Annals of Combinatorics ( IF 0.6 ) Pub Date : 2021-01-05 , DOI: 10.1007/s00026-020-00516-1 M. Gillespie , B. Rhoades
The classical coinvariant ring \(R_n\) is defined as the quotient of a polynomial ring in n variables by the positive-degree \(S_n\)-invariants. It has a known basis that respects the decomposition of \(R_n\) into irreducible \(S_n\)-modules, consisting of the higher Specht polynomials due to Ariki, Terasoma, and Yamada (Hiroshima Math J 27(1):177–188, 1997). We provide an extension of the higher Specht basis to the generalized coinvariant rings \(R_{n,k}\) introduced in Haglund et al. (Adv Math 329:851–915, 2018). We also give a conjectured higher Specht basis for the Garsia–Procesi modules \(R_\mu \), and we provide a proof of the conjecture in the case of two-row partition shapes \(\mu \). We then combine these results to give a higher Specht basis for an infinite subfamily of the modules \(R_{n,k,\mu }\) recently defined by Griffin (Trans Amer Math Soc, to appear, 2020), which are a common generalization of \(R_{n,k}\) and \(R_{\mu }\).
中文翻译:
协变环推广的更高基数
将经典协变环\(R_n \)定义为n个变量中多项式环的商乘以正度\(S_n \)-不变式。
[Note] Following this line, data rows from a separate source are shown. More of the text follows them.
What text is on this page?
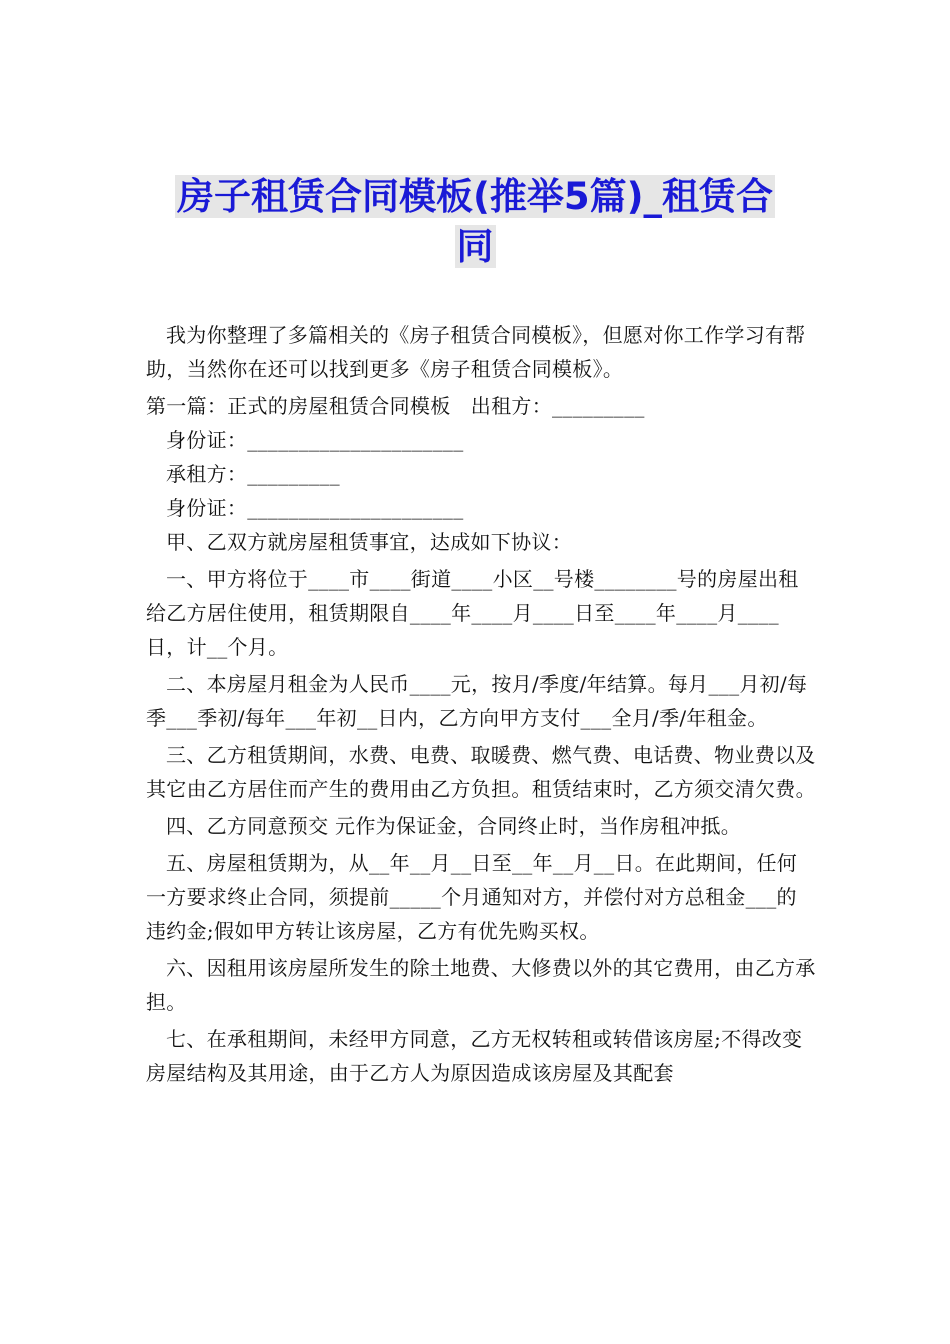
房子租赁合同模板(推举5篇)_租赁合
同

我为你整理了多篇相关的《房子租赁合同模板》，但愿对你工作学习有帮助，当然你在还可以找到更多《房子租赁合同模板》。

第一篇：正式的房屋租赁合同模板　出租方：_________

身份证：_____________________

承租方：_________

身份证：_____________________

甲、乙双方就房屋租赁事宜，达成如下协议：

一、甲方将位于____市____街道____小区__号楼________号的房屋出租给乙方居住使用，租赁期限自____年____月____日至____年____月____日，计__个月。

二、本房屋月租金为人民币____元，按月/季度/年结算。每月___月初/每季___季初/每年___年初__日内，乙方向甲方支付___全月/季/年租金。

三、乙方租赁期间，水费、电费、取暖费、燃气费、电话费、物业费以及其它由乙方居住而产生的费用由乙方负担。租赁结束时，乙方须交清欠费。

四、乙方同意预交 元作为保证金，合同终止时，当作房租冲抵。

五、房屋租赁期为，从__年__月__日至__年__月__日。在此期间，任何一方要求终止合同，须提前_____个月通知对方，并偿付对方总租金___的违约金;假如甲方转让该房屋，乙方有优先购买权。

六、因租用该房屋所发生的除土地费、大修费以外的其它费用，由乙方承担。

七、在承租期间，未经甲方同意，乙方无权转租或转借该房屋;不得改变房屋结构及其用途，由于乙方人为原因造成该房屋及其配套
它具有已知的依据,可以将\(R_n \)分解为不可约的\(S_n \)-模块,该模块由Ariki,Terasoma和Yamada产生的较高Specht多项式组成(广岛数学J 27(1):177– 188,1997)。我们对Haglund等人引入的广义协变环\(R_ {n,k} \)提供了更高的Specht基础的扩展。(Adv Math 329:851–915,2018)。我们还为Garsia–Procesi模块\(R_ \ mu \)提供了一个较高的Specht基础。,并且在两行分区形状\(\ mu \)的情况下,我们提供了猜想的证明。然后,我们将这些结果结合起来,为Griffin最近定义的模块\(R_ {n,k,\ mu} \)的无限子族提供更高的Specht基础(Trans Amer Math Soc,将于2020年出现)。\(R_ {n,k} \)和\(R _ {\ mu} \)的通用概括。